Playground
Welcome to the Athena Playground Interface, a versatile tool designed for developing, testing, and evaluation Athena modules. This document provides an overview of the Playground’s features, illustrating its capabilities and how to use them effectively.
Base Configuration
The Base Configuration section is your starting point in the Athena Playground. Here, you connect to the Athena instance, monitor the health status of Athena and its modules, and set up your working environment. You can switch between example and evaluation datasets, and choose between Module Requests and Evaluation Mode for varied testing experiences.
Module Requests
This section is designed to test individual requests to Athena modules, allowing you to observe and understand their responses in isolation. First, select a healthy module from the dropdown menu. Then, you can optionally choose to use a custom configuration for all subsequent requests. Afterward, you can test the following requests.
Get Config Schema
This feature enables you to fetch and view the JSON configuration schema of a module. It’s a critical tool for understanding the expected runtime configuration options for different modules, ensuring seamless integration and functioning with your system.
Send Submissions
Send Submissions is a key feature for pushing exercise materials and submissions to Athena modules. It’s a foundational step, allowing modules to process and analyze data for later.
Select Submission
Selecting submissions is crucial for improving the efficiency of generated feedback suggestions. This feature allows modules to propose a specific submissions, which can then be used to generate feedback suggestions. For instance, CoFee uses this to select the submission with the highest information gain so it can generate more relevant feedback suggestions for the remaining submissions.
Send Feedback
Send Feedback enables the transmission of (tutor) feedback to Athena modules. This feature is pivotal in creating a learning loop, where modules can refine their responses based on real feedback.

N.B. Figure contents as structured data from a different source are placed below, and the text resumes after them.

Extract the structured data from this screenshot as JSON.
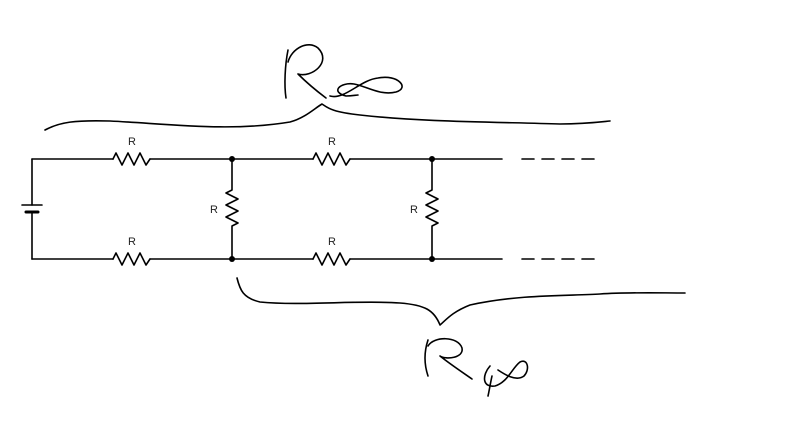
{
  "diagram": {
    "type": "infinite resistor ladder circuit",
    "resistor_label": "R",
    "resistors": [
      {
        "position": "top-1",
        "label": "R"
      },
      {
        "position": "top-2",
        "label": "R"
      },
      {
        "position": "rung-1",
        "label": "R"
      },
      {
        "position": "rung-2",
        "label": "R"
      },
      {
        "position": "bottom-1",
        "label": "R"
      },
      {
        "position": "bottom-2",
        "label": "R"
      }
    ],
    "annotations": [
      {
        "id": "top",
        "text": "R∞",
        "style": "handwritten"
      },
      {
        "id": "bottom",
        "text": "R∞",
        "style": "handwritten"
      }
    ],
    "continuation": "dashed lines",
    "source": "battery"
  },
  "colors": {
    "wire": "#000000",
    "label": "#222222",
    "background": "#ffffff"
  }
}
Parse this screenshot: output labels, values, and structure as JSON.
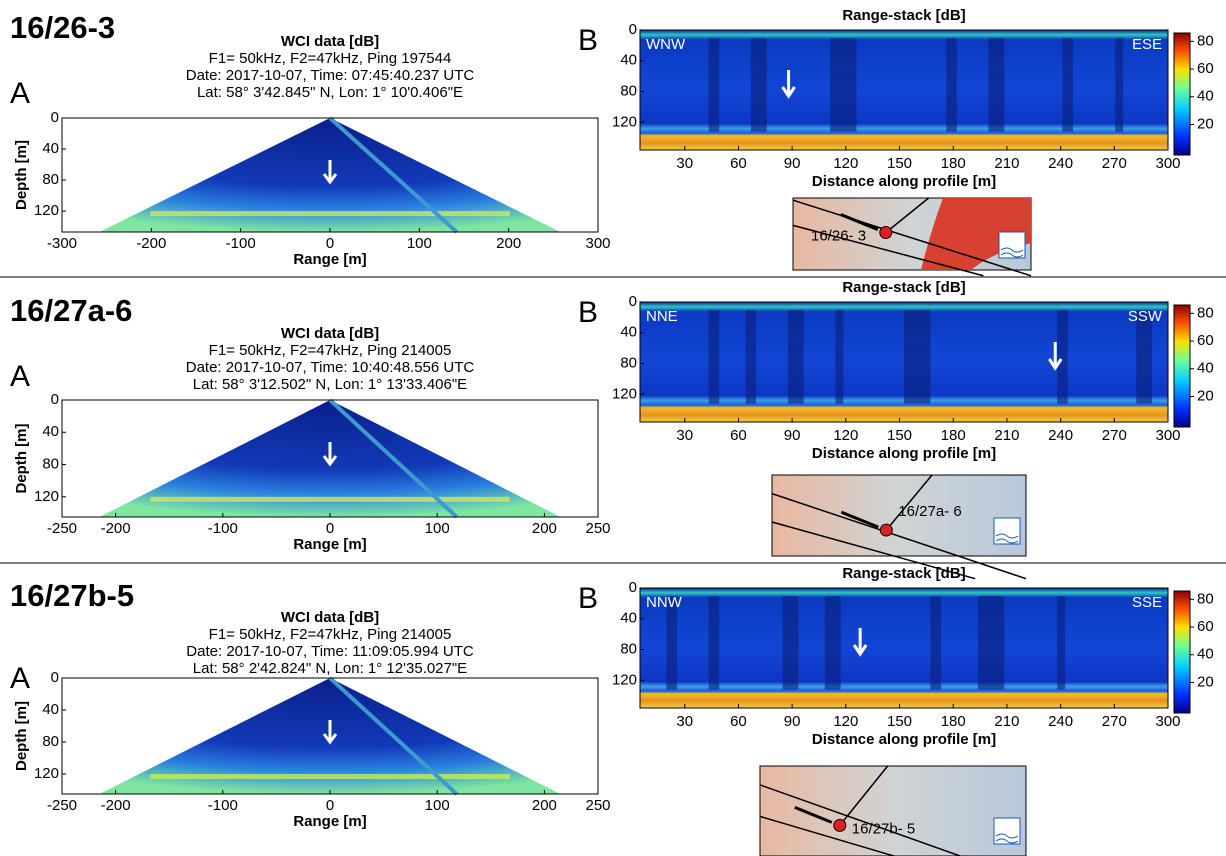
{
  "panels": [
    {
      "id": "16/26-3",
      "wci": {
        "label": "A",
        "title": "WCI data [dB]",
        "lines": [
          "F1= 50kHz, F2=47kHz, Ping 197544",
          "Date: 2017-10-07, Time: 07:45:40.237 UTC",
          "Lat: 58° 3'42.845\" N, Lon: 1° 10'0.406\"E"
        ],
        "xlabel": "Range [m]",
        "ylabel": "Depth [m]",
        "xlim": [
          -300,
          300
        ],
        "xticks": [
          -300,
          -200,
          -100,
          0,
          100,
          200,
          300
        ],
        "ylim": [
          0,
          147
        ],
        "yticks": [
          0,
          40,
          80,
          120
        ]
      },
      "stack": {
        "label": "B",
        "title": "Range-stack [dB]",
        "left": "WNW",
        "right": "ESE",
        "xlabel": "Distance along profile [m]",
        "xlim": [
          5,
          300
        ],
        "xticks": [
          30,
          60,
          90,
          120,
          150,
          180,
          210,
          240,
          270,
          300
        ],
        "ylim": [
          0,
          156
        ],
        "yticks": [
          0,
          40,
          80,
          120
        ],
        "clim": [
          -2,
          86
        ],
        "cticks": [
          20,
          40,
          60,
          80
        ]
      },
      "map": {
        "label": "16/26- 3"
      }
    },
    {
      "id": "16/27a-6",
      "wci": {
        "label": "A",
        "title": "WCI data [dB]",
        "lines": [
          "F1= 50kHz, F2=47kHz, Ping 214005",
          "Date: 2017-10-07, Time: 10:40:48.556 UTC",
          "Lat: 58° 3'12.502\" N, Lon: 1° 13'33.406\"E"
        ],
        "xlabel": "Range [m]",
        "ylabel": "Depth [m]",
        "xlim": [
          -250,
          250
        ],
        "xticks": [
          -250,
          -200,
          -100,
          0,
          100,
          200,
          250
        ],
        "ylim": [
          0,
          145
        ],
        "yticks": [
          0,
          40,
          80,
          120
        ]
      },
      "stack": {
        "label": "B",
        "title": "Range-stack [dB]",
        "left": "NNE",
        "right": "SSW",
        "xlabel": "Distance along profile [m]",
        "xlim": [
          5,
          300
        ],
        "xticks": [
          30,
          60,
          90,
          120,
          150,
          180,
          210,
          240,
          270,
          300
        ],
        "ylim": [
          0,
          156
        ],
        "yticks": [
          0,
          40,
          80,
          120
        ],
        "clim": [
          -2,
          86
        ],
        "cticks": [
          20,
          40,
          60,
          80
        ]
      },
      "map": {
        "label": "16/27a- 6"
      }
    },
    {
      "id": "16/27b-5",
      "wci": {
        "label": "A",
        "title": "WCI data [dB]",
        "lines": [
          "F1= 50kHz, F2=47kHz, Ping 214005",
          "Date: 2017-10-07, Time: 11:09:05.994 UTC",
          "Lat: 58° 2'42.824\" N, Lon: 1° 12'35.027\"E"
        ],
        "xlabel": "Range [m]",
        "ylabel": "Depth [m]",
        "xlim": [
          -250,
          250
        ],
        "xticks": [
          -250,
          -200,
          -100,
          0,
          100,
          200,
          250
        ],
        "ylim": [
          0,
          145
        ],
        "yticks": [
          0,
          40,
          80,
          120
        ]
      },
      "stack": {
        "label": "B",
        "title": "Range-stack [dB]",
        "left": "NNW",
        "right": "SSE",
        "xlabel": "Distance along profile [m]",
        "xlim": [
          5,
          300
        ],
        "xticks": [
          30,
          60,
          90,
          120,
          150,
          180,
          210,
          240,
          270,
          300
        ],
        "ylim": [
          0,
          156
        ],
        "yticks": [
          0,
          40,
          80,
          120
        ],
        "clim": [
          -2,
          86
        ],
        "cticks": [
          20,
          40,
          60,
          80
        ]
      },
      "map": {
        "label": "16/27b- 5"
      }
    }
  ]
}
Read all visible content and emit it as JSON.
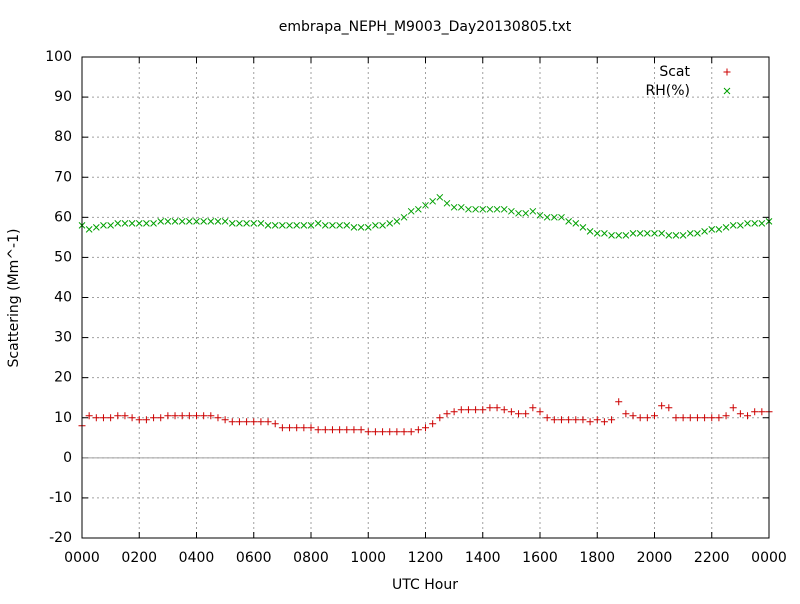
{
  "chart_data": {
    "type": "scatter",
    "title": "embrapa_NEPH_M9003_Day20130805.txt",
    "x_label": "UTC Hour",
    "y_label": "Scattering (Mm^-1)",
    "xlim": [
      0,
      24
    ],
    "xticks": [
      {
        "value": 0,
        "label": "0000"
      },
      {
        "value": 2,
        "label": "0200"
      },
      {
        "value": 4,
        "label": "0400"
      },
      {
        "value": 6,
        "label": "0600"
      },
      {
        "value": 8,
        "label": "0800"
      },
      {
        "value": 10,
        "label": "1000"
      },
      {
        "value": 12,
        "label": "1200"
      },
      {
        "value": 14,
        "label": "1400"
      },
      {
        "value": 16,
        "label": "1600"
      },
      {
        "value": 18,
        "label": "1800"
      },
      {
        "value": 20,
        "label": "2000"
      },
      {
        "value": 22,
        "label": "2200"
      },
      {
        "value": 24,
        "label": "0000"
      }
    ],
    "ylim": [
      -20,
      100
    ],
    "yticks": [
      -20,
      -10,
      0,
      10,
      20,
      30,
      40,
      50,
      60,
      70,
      80,
      90,
      100
    ],
    "grid": true,
    "zero_line": true,
    "legend": "top-right",
    "x": [
      0,
      0.25,
      0.5,
      0.75,
      1,
      1.25,
      1.5,
      1.75,
      2,
      2.25,
      2.5,
      2.75,
      3,
      3.25,
      3.5,
      3.75,
      4,
      4.25,
      4.5,
      4.75,
      5,
      5.25,
      5.5,
      5.75,
      6,
      6.25,
      6.5,
      6.75,
      7,
      7.25,
      7.5,
      7.75,
      8,
      8.25,
      8.5,
      8.75,
      9,
      9.25,
      9.5,
      9.75,
      10,
      10.25,
      10.5,
      10.75,
      11,
      11.25,
      11.5,
      11.75,
      12,
      12.25,
      12.5,
      12.75,
      13,
      13.25,
      13.5,
      13.75,
      14,
      14.25,
      14.5,
      14.75,
      15,
      15.25,
      15.5,
      15.75,
      16,
      16.25,
      16.5,
      16.75,
      17,
      17.25,
      17.5,
      17.75,
      18,
      18.25,
      18.5,
      18.75,
      19,
      19.25,
      19.5,
      19.75,
      20,
      20.25,
      20.5,
      20.75,
      21,
      21.25,
      21.5,
      21.75,
      22,
      22.25,
      22.5,
      22.75,
      23,
      23.25,
      23.5,
      23.75,
      24
    ],
    "series": [
      {
        "name": "Scat",
        "color": "#cc0000",
        "marker": "+",
        "values": [
          8,
          10.5,
          10,
          10,
          10,
          10.5,
          10.5,
          10,
          9.5,
          9.5,
          10,
          10,
          10.5,
          10.5,
          10.5,
          10.5,
          10.5,
          10.5,
          10.5,
          10,
          9.5,
          9,
          9,
          9,
          9,
          9,
          9,
          8.5,
          7.5,
          7.5,
          7.5,
          7.5,
          7.5,
          7,
          7,
          7,
          7,
          7,
          7,
          7,
          6.5,
          6.5,
          6.5,
          6.5,
          6.5,
          6.5,
          6.5,
          7,
          7.5,
          8.5,
          10,
          11,
          11.5,
          12,
          12,
          12,
          12,
          12.5,
          12.5,
          12,
          11.5,
          11,
          11,
          12.5,
          11.5,
          10,
          9.5,
          9.5,
          9.5,
          9.5,
          9.5,
          9,
          9.5,
          9,
          9.5,
          14,
          11,
          10.5,
          10,
          10,
          10.5,
          13,
          12.5,
          10,
          10,
          10,
          10,
          10,
          10,
          10,
          10.5,
          12.5,
          11,
          10.5,
          11.5,
          11.5,
          11.5
        ]
      },
      {
        "name": "RH(%)",
        "color": "#00a000",
        "marker": "x",
        "values": [
          58,
          57,
          57.5,
          58,
          58,
          58.5,
          58.5,
          58.5,
          58.5,
          58.5,
          58.5,
          59,
          59,
          59,
          59,
          59,
          59,
          59,
          59,
          59,
          59,
          58.5,
          58.5,
          58.5,
          58.5,
          58.5,
          58,
          58,
          58,
          58,
          58,
          58,
          58,
          58.5,
          58,
          58,
          58,
          58,
          57.5,
          57.5,
          57.5,
          58,
          58,
          58.5,
          59,
          60,
          61.5,
          62,
          63,
          64,
          65,
          63.5,
          62.5,
          62.5,
          62,
          62,
          62,
          62,
          62,
          62,
          61.5,
          61,
          61,
          61.5,
          60.5,
          60,
          60,
          60,
          59,
          58.5,
          57.5,
          56.5,
          56,
          56,
          55.5,
          55.5,
          55.5,
          56,
          56,
          56,
          56,
          56,
          55.5,
          55.5,
          55.5,
          56,
          56,
          56.5,
          57,
          57,
          57.5,
          58,
          58,
          58.5,
          58.5,
          58.5,
          59
        ]
      }
    ]
  }
}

Generate Feedback Suggestions
This function is at the heart of Athena’s feedback mechanism. It responds with generated feedback suggestions for a given submission.
Request Evaluation
Request Evaluation is essential for assessing the quality of feedback provided by Athena modules. It allows the comparison between module-generated feedback and historical tutor feedback, offering a quantitative analysis of the module’s performance.
Evaluation Mode
Evaluation Mode enables comprehensive evaluation and comparison of different modules through experiments.
Define Experiment
Define Experiment allows you to set up and customize experiments. You can choose execution modes, exercise types, and manage training and evaluation data, laying the groundwork for in-depth structured module comparison and analysis. Experiments can be exported and imported, allowing you to reuse and share them with others as benchmarks.
Configure Modules
Here, you can select and configure the modules for your experiment. This step is crucial for ensuring that each module is set up with the appropriate parameters for effective comparison and analysis. Module configurations can be exported and imported, allowing you to reuse them in other experiments and share them with others for reproducibility.
Conduct Experiment
You can conduct experiments with modules on exercises. This feature allows you to analyze module performance in generating and evaluating feedback on submissions. The interface is column-based, with the first column displaying the exercise details, the second column displaying the selected submission with historical feedback, and the next columns displaying the generated feedback suggestions from each module.
Currently, only the batch mode is supported, where all submissions are processed at once and the following steps are performed: 1. Send submissions 2. Send feedback for training submissions if there are any 3. Generate feedback suggestions for all evaluation submissions 4. Run automatic evaluation
Additionally, you can annotate the generated feedback suggestions like a tutor would do in the Artemis interface with: Accept
or Reject
.
The results
, manual ratings
, and automatic evaluation
can be exported and imported, allowing you to analyze and visualize the results in other tools, or continue the experiment at a later time.